Patience according to the Bible:
- We first find patience as something that begins with our Creator. Romans 15:4-6 talks about how patience originates from God and it’s called “endurance.”
- Patience is also listed as one of the fruits of the Spirit in Galatians 5:22 and it’s called “longsuffering.”
- Patience is described as a product of self-control and is part of Godliness as we read in 2 Peter 1:6.
- Patience amazingly helps us grow during difficult tests of life that the Bible calls “tribulations” in Romans 5:4, through patience we grow in experience and with experience we slowly arrive to hope.
- In Romans 15:4 we are told that with and through the Scriptures (reading them) we grow patience but we also can find comfort.
- James 1:2-4 gifts us this beautiful verse when we are confronted with fighting our human nature and the development of patience:
My brethren, count it all joy when ye fall into divers temptations; knowing this, that the trying of your faith worketh patience.But let patience have her perfect work, that ye may be perfect and entire, wanting nothing.
- Patience also allows us to be strengthened and blessed by God: Psalms 27:14 it’s something that’s linked with the notion of waiting:
Wait on the Lord: be of good courage, and he shall strengthen thine heart: wait, I say, on the Lord.
- Psalms 40:1 talks about what we can get rewarded with when we exercise patience. In this specific case it is God answering to our calls:
I waited patiently for the Lord; and he inclined unto me, and heard my cry.
- Finally patience is pleasing to God as we are reminded in Ecclesiastes 7:8:
Better is the end of a thing than the beginning thereof: and the patient in spirit is better than the proud in spirit.

What to Do
When you understand the importance of being grounded and the need to develop patience in your personal, family and professional life you need to search for your priorities and seriously consider them in order to act. Give everything its time.
Also, know that doing this sometimes leads to entirely letting go of your dreams, sometimes definitely, sometimes only for a while.
Some people forget or set aside their dreams for good, devoting themselves to whatever came their way, be it children, family, work, etc. Sometimes you can enjoy the ride that way and find happiness if somehow you chose and/or decide, at some point, it is what you want. Other times you don’t have a choice but to accept it.
Some people don’t ever let go of their dreams and prioritize them over other things or people in their life. Perhaps they can afford to do that, but the truth is, not everybody can.
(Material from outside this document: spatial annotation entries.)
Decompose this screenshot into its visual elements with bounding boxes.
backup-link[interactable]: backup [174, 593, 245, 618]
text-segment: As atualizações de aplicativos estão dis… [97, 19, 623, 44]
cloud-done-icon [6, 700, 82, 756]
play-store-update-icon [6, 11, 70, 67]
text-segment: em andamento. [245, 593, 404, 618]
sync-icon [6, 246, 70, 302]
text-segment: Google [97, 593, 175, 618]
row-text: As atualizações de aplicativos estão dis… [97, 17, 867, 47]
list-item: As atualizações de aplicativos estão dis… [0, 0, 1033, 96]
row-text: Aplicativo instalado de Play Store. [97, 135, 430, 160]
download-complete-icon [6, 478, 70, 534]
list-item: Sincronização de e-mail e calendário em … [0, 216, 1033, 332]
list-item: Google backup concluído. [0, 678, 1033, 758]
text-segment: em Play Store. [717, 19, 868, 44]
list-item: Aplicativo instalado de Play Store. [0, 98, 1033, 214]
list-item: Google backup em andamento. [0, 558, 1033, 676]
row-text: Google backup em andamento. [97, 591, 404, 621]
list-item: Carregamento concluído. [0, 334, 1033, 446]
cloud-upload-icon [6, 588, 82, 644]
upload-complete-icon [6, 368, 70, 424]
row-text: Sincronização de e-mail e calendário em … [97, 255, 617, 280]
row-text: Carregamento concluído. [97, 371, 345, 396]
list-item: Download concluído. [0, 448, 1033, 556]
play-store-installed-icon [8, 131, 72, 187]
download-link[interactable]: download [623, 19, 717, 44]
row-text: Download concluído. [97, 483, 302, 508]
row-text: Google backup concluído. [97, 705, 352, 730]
I did not have that chance with the choices we made as husband and wife and as parents making a life overseas, without the support of family or close friends.
What I learned is that grounding and development of patience do mean postponing dreams for a while, at certain points in your life. But it doesn’t have to be a permanent situation. At some point, you can decide to begin working hard to fit your dreams in your crazy parenthood/working days even if it’s a little later in life. That’s exactly what happened to me.